Pursuant to Belgian Law, Option is required to prepare its Annual Report in Dutch. Option has also made an English language translation of this Annual Report. In case of differences in interpretation between the English and Dutch versions of the Annual Report, the original Dutch version shall prevail.

AVAILABILITY OF THE ANNUAL REPORT

The Annual Report is available to the public free of charge upon request to:

Option NV Attention Investor Relations Gaston Geenslaan 14 3001 Leuven, Belgium Phone: +32(0)16 317 411 Fax: +32(0)16 317 490 E-mail: [email protected] An electronic version of the Annual Report is also available, for information purposes only, via the internet on the website of Option (address: www.option.com). Only the printed Annual Report, published in Belgium in accordance with the applicable rules and legislation is legally valid, and Option takes no responsibility for the accuracy or correctness of the Annual Report available via the Internet.
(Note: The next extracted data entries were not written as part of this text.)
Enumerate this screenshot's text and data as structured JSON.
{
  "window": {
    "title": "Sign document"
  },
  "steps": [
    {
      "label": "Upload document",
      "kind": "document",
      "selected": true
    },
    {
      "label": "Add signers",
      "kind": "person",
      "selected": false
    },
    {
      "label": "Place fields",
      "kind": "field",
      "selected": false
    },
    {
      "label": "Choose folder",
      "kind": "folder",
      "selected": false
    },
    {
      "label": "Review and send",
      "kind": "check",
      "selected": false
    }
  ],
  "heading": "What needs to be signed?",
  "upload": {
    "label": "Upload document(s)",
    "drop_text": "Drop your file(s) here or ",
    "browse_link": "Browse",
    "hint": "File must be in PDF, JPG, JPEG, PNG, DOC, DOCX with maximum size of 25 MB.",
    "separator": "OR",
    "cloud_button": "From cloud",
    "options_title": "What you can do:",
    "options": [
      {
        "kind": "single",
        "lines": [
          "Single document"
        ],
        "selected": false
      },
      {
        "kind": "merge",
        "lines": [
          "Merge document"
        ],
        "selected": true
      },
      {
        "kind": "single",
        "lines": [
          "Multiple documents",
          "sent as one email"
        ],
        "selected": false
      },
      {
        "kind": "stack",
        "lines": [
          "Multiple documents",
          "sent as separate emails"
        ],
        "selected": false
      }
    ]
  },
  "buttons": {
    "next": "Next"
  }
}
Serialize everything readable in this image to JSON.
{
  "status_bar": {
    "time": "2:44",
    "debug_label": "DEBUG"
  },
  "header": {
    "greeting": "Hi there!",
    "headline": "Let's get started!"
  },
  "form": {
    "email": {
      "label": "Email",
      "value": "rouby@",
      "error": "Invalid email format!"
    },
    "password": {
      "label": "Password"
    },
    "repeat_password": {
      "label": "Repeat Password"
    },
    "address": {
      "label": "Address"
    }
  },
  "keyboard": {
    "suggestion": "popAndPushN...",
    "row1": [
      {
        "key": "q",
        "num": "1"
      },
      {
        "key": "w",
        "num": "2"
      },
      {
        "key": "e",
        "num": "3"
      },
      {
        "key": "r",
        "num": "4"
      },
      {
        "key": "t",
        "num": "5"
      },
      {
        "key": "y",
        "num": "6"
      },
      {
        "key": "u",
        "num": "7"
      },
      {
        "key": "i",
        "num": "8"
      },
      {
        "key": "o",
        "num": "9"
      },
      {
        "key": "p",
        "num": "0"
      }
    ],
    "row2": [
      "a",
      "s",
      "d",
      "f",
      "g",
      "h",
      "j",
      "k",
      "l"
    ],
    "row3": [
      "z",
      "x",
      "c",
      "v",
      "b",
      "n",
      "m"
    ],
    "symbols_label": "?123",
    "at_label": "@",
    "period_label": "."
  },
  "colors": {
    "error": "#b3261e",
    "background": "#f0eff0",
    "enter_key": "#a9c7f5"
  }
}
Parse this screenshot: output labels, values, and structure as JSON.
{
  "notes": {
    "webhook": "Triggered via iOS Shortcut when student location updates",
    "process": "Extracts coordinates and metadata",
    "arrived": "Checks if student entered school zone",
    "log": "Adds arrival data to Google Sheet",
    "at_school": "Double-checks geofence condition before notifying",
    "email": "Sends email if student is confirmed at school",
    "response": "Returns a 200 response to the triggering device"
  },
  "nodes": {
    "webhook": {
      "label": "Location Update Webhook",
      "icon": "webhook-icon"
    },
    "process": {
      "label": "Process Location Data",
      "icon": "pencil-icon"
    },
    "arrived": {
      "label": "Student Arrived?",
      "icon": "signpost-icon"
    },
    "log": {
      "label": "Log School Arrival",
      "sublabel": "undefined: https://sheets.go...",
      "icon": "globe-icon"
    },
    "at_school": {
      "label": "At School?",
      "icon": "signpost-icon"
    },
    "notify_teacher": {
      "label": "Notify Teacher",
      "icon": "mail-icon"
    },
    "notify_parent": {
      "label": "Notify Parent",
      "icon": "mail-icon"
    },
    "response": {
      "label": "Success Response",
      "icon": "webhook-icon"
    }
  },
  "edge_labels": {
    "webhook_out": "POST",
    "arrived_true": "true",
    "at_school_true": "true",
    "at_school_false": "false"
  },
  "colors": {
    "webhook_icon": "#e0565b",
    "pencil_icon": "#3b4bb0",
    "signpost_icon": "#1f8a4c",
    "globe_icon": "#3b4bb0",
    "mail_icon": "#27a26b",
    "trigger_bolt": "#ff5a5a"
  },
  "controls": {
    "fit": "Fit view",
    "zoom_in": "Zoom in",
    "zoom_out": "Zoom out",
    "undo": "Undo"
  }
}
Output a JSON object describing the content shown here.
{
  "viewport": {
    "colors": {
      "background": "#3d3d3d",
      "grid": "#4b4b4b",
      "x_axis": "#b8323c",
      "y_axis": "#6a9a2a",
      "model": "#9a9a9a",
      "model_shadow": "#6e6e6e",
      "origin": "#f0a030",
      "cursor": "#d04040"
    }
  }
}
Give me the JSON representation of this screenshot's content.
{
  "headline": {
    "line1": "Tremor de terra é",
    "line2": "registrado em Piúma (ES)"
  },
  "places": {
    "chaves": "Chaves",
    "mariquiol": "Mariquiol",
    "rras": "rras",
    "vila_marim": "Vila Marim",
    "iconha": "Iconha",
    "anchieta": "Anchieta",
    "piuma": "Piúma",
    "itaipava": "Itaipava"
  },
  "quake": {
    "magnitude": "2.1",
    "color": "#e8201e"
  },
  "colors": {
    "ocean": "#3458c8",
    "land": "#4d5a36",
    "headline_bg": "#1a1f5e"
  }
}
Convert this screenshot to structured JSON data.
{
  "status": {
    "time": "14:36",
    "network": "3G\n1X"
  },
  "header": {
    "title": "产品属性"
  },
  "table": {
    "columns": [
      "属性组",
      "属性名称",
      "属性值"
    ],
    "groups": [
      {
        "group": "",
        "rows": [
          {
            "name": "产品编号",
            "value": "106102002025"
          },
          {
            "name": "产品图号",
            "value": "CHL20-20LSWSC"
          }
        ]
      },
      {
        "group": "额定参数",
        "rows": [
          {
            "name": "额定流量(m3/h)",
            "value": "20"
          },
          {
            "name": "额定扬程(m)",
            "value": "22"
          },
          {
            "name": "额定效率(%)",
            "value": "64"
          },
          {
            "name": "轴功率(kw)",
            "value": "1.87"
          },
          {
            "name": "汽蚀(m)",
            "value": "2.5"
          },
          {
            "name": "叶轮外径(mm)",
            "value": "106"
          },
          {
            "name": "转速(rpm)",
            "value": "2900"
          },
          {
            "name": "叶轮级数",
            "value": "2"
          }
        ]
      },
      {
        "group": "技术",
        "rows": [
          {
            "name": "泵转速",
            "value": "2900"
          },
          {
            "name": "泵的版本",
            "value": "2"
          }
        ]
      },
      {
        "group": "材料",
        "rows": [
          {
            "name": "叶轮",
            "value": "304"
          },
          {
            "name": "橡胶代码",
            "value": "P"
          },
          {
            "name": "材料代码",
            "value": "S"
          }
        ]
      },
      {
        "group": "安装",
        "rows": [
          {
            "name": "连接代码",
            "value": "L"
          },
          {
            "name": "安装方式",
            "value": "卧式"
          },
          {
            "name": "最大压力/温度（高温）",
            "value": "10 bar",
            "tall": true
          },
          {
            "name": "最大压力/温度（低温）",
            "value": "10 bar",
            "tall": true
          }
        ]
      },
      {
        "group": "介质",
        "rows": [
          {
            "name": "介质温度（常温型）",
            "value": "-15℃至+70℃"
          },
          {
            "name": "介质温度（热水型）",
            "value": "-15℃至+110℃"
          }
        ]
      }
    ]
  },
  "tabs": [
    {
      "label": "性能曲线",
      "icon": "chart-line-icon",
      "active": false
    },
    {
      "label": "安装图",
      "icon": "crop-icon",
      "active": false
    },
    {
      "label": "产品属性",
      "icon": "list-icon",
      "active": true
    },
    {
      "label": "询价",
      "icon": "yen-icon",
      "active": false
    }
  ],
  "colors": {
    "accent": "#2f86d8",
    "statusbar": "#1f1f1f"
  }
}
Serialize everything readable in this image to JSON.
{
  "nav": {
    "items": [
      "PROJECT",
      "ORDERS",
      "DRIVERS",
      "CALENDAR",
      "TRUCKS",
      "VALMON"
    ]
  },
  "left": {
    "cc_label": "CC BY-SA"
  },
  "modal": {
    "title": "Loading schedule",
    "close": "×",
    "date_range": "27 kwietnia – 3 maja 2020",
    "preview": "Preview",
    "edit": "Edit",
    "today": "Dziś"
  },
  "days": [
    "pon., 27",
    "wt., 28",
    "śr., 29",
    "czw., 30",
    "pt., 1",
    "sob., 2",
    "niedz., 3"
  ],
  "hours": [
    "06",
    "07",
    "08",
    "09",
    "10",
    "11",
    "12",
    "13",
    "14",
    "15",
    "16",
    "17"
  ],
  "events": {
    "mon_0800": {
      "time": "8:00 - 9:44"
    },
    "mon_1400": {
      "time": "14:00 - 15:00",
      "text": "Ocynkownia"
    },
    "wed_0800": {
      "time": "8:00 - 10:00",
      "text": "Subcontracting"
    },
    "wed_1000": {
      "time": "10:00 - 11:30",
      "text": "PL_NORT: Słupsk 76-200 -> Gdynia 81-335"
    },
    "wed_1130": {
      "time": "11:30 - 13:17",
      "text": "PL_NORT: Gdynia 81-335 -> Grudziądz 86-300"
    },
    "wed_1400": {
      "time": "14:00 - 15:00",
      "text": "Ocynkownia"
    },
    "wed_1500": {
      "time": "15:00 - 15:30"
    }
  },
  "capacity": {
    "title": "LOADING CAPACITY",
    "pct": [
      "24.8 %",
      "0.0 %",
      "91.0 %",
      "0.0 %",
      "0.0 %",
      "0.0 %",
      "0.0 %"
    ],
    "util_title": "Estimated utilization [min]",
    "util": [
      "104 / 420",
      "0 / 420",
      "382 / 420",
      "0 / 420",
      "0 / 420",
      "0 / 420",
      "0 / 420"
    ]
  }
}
Other information on the website of Option or on any other website does not form part of this Annual Report.

FORWARD-LOOKING STATEMENTS

This Annual Report contains forward-looking statements, including, without limitation, statements containing the words "believes", "anticipates", "expects", "intends", "plans", "seeks", "estimates", "may", "will", and "continue" and similar expressions. Such forward-looking statements involve known and unknown risks, uncertainties, and other factors witch might cause the actual results, financial condition, performance or achievements of Option, or industry results, to be materially different from any future results, performance, or achievements expressed or implied by such forward-looking statements. Given these uncertainties, the public is cautioned not to place any undue reliance on such forward-looking statements. These forward-looking statements are made only as of the date of this Annual Report. Option expressly disclaims any obligation to update any such forward-looking statements in this Annual Report to reflect any change in its expectations with regard thereto or any change in events, conditions, or circumstances on witch any such statement is based, unless such statement is required pursuant to applicable laws and regulations.

10. GLOSSARY

BOOK VALUE PER SHARE

Total Shareholders' equity divided by the number of weighted average number of ordinary shares.

CASH FLOW PER SHARE

Net result plus non-cash charges such as depreciation and impairment loss divided by number of weighted average number of ordinary shares.

EBIT

Earnings Before Interest and Taxes. Profit from operations.

EBITDA

Profit from operations plus depreciation and amortization.

EPS

Earnings Per Share. Net result divided by the weighted average number of ordinary shares.

GEARING RATIO

Net debt divided by shareholders' equity

NET CAPEX

Acquisitions of property and equipment, intangible assets and the expenditures on product development, minus proceeds from sale.

NET FINANCIAL DEBT Non-current and current debts minus cash.

SOLVENCY RATIO

Shareholder's' equity divided by total assets.

WEIGHTED AVERAGE NUMBER OF ORDINARY SHARES

Number of shares outstanding at the beginning of the period, adjusted by the number of shares cancelled, repurchased or issued during the period multiplied by a time-weighting factor.

WORKING CAPITAL

Current assets less current liabilities.